I was very against changing the headline. I do not believe in letting the outraged mobs win. It’s a moral hazard. But I was overruled
Then, per Ben, reporter Josh Harkinson found himself on the receiving end of an internal struggle session:
At the time, I thought maybe it was just that everyone was being weird in those early months of Trump’s presidency. There was a lot of hair-on-fire stuff happening in liberal America and liberal newsrooms.
But I learned over the next few years that, actually, those people in that room represented an increasingly prominent view of journalism that was so activist-y and ideological that it was weird even at Mother Jones. It never abated. It got worse and worse and worse over Trump’s whole presidency, and by 2020, the lunatics were running the asylum.
And that happened everywhere. […]
The complainers who wanted Josh to apologize or us to change the headline, or any headline, or every headline are shortsighted destroyers of a journalistic tradition that, while not perfect, is better than the alternative.
* More backroom media intrigue.
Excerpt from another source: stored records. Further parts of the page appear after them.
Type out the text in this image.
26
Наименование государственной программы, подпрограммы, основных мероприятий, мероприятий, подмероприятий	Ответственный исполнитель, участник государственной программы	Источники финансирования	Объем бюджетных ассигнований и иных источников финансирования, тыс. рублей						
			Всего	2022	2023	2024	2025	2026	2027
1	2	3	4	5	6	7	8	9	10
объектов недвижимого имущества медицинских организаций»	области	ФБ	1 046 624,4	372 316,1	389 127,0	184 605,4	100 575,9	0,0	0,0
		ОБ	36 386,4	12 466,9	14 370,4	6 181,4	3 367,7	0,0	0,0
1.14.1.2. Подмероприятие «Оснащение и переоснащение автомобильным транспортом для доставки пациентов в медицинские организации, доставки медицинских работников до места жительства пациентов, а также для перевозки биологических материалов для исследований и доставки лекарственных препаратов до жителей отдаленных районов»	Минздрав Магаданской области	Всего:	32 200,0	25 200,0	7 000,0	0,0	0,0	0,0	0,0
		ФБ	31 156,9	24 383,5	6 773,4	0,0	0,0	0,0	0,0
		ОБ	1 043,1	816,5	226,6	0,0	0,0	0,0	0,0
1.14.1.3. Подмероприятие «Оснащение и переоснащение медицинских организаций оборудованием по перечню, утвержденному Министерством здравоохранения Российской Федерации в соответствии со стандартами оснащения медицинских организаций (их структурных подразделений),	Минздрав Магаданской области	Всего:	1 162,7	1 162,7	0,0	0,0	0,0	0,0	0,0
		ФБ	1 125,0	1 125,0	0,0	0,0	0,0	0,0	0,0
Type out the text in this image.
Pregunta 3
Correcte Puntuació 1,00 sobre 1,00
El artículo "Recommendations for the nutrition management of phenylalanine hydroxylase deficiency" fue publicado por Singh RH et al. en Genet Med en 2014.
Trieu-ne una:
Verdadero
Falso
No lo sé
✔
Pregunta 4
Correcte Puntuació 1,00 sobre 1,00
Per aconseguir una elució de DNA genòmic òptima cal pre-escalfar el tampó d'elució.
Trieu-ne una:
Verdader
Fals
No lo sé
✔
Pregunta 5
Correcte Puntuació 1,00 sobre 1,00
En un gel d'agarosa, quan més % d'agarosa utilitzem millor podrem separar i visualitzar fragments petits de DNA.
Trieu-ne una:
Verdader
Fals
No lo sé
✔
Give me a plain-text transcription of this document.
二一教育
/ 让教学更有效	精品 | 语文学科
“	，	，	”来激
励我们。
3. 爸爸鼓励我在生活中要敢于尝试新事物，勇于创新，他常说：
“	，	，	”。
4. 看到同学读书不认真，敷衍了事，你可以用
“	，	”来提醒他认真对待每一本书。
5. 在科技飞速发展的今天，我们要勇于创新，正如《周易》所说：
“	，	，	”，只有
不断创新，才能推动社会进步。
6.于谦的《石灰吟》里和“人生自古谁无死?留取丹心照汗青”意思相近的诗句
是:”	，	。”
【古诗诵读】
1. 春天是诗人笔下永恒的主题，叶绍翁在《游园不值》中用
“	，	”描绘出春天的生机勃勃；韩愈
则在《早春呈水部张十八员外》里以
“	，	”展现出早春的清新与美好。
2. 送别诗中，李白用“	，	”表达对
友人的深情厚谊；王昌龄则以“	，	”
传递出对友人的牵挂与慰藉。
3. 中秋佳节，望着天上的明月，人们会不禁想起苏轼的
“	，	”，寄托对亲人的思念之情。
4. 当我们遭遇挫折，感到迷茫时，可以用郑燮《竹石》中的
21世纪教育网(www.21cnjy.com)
Though it almost certainly helps to give a rat’s patootie about the National Basketball Association, Ethan Strauss (#185, #333, #383, M.O. #151, #408) has pulled off what I find to be a fascinating trilogy behind the media machinations and journalistic rivalries generating all kinds of bewildering fog around the Los Angeles Lakers hiring former shooting guard and current pod/broadcaster J.J. Redick to be their new coach instead of college ball overlord Dan Hurley. Speculative media literacy at its finest! Parts 1, 2, and now 3.
* Events? Tickets to our recently added second live show in Chicago, on Friday Aug. 16, are inexplicably still available. I guess some of you enjoy FOMO….
* Comment of the Week comes from Stacey Seeks:
I’m so wishing that Kmele had done the whole show in falsetto.
Walkoff music is … well, the problem started last week, and I’m afraid it’s not going away any time soon. Realized whilst listening to R.E.M.’s most successful record in the context of family loss that, well, I have historically underrated Automatic for the People, including on the superly-duperly early episode of the Political Beats podcast with Jeff Blehar and Scot Bertram. In my very limited defense, the two songs on that album I find mildly grating are among the first three tracks, which tends to discolor things. But also, certain themes and vibes just hit different at age 55 than 24. I could certainly write a 3,000-word essay about this subject, but instead, enjoy this video that was so obscure, Mike Mills hadn’t even seen it almost a decade into its existence.
Nightswimming is still one of those songs that stops me in my tracks. It even got to me when I was young. I miss bands like REM - sure there are some out there but I’m too old to be cool anymore so I don’t know where to find them LOL!
To be fair, Jesse did put heterodox in quotes. He still gets points off though, for being Jesse.